Total photon multiplicity and the corresponding relative sensitivity on the neutron-skin thickness in different centralities but with the given proton incident energy of 140 MeV within the neutron-skin thickness of 0.10 and 0.30 fm. The probability formula $p_{\gamma }^b$ and in-medium nucleon-nucleon cross section are used.

Figure 4

Total photon multiplicity and the corresponding relative sensitivity on the neutron-skin thickness in different proton incident energies but the given centrality of 95%–100% within the neutron-skin thickness of 0.10 and 0.30 fm.
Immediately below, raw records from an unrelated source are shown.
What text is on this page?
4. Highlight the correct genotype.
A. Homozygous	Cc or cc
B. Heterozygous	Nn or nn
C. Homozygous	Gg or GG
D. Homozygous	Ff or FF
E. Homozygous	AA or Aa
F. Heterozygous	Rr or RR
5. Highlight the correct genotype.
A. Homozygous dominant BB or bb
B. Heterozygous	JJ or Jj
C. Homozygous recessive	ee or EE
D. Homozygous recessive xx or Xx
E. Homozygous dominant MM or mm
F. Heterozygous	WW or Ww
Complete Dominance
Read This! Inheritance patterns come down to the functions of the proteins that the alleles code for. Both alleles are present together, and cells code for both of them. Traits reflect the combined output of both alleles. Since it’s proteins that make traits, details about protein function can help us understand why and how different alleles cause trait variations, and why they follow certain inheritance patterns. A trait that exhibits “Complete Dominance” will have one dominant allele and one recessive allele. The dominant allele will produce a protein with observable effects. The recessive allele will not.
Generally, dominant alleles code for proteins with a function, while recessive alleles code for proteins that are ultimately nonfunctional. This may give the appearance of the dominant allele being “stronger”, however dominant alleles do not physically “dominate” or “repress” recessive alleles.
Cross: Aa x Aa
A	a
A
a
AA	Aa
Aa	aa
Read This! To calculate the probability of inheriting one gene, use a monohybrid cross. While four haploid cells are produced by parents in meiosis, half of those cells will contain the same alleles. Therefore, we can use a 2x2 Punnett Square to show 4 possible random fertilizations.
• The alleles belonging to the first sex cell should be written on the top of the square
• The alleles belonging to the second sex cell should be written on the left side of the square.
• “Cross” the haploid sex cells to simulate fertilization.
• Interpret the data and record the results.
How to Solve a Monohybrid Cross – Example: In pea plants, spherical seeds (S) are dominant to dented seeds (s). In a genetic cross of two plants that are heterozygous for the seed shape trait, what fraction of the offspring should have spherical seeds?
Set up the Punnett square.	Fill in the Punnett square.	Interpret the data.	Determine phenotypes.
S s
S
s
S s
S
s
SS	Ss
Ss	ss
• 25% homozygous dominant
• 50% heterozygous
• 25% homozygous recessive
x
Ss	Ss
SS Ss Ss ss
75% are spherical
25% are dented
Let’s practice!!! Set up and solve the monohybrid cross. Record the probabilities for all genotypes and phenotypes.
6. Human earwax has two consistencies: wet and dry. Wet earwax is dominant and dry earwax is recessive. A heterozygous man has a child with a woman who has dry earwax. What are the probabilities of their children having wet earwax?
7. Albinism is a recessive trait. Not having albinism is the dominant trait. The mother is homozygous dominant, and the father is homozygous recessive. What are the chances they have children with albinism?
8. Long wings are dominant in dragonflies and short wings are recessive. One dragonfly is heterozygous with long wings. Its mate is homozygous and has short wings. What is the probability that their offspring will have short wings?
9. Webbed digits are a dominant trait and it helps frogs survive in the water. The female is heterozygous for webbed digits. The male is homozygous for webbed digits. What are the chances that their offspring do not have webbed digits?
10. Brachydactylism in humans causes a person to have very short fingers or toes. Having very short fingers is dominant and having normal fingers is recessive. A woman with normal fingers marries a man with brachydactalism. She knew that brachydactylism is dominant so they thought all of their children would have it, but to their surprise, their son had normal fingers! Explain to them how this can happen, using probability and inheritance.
The probability formula $p_{\gamma }^b$ and in-medium nucleon-nucleon cross section are used.

Figure 5

The time evolution of total photon multiplicity with free-space and in-medium nucleon-nucleon cross section in the proton incident energy of 140 MeV and the centrality of 95%–100% within the probability formula $p_{\gamma }^b$ and neutron-skin thickness of 0.10 and 0.30 fm.

Figure 6

The time evolution of total photon multiplicity with probability formulas $p_{\gamma }^a$ and $p_{\gamma }^b$ in the proton incident energy of 140 MeV and the centrality of 95%–100% within the in-medium nucleon-nucleon cross section and neutron-skin thickness of 0.10 and 0.30 fm.

Figure 7

The ratio of photon multiplicity from two reactions and the corresponding relative sensitivity on the neutron-skin thickness with free-space and in-medium nucleon-nucleon cross section within the probability formula $p_{\gamma }^b$ and neutron-skin thickness of 0.10 and 0.30 fm.

Figure 8

The ratio of photon multiplicity from two reactions and the corresponding relative sensitivity on the neutron-skin thickness with different photon production probability within the in-medium nucleon-nucleon cross section and neutron-skin thickness of 0.10 and 0.30 fm.

Figure 9

The ratio of photon multiplicity from two reactions and the corresponding relative sensitivity on the neutron-skin thickness with two kinds of setting in the $p$+Pb reaction, i.e., free-space cross section with photon production probability formula $p_{\gamma }^b$ and in-medium cross section with photon production probability formula $p_{\gamma }^a$ within the neutron-skin thickness of 0.10 and 0.30 fm.

Figure 10

Same as Fig. 9 but with a centrality of 90%–100%.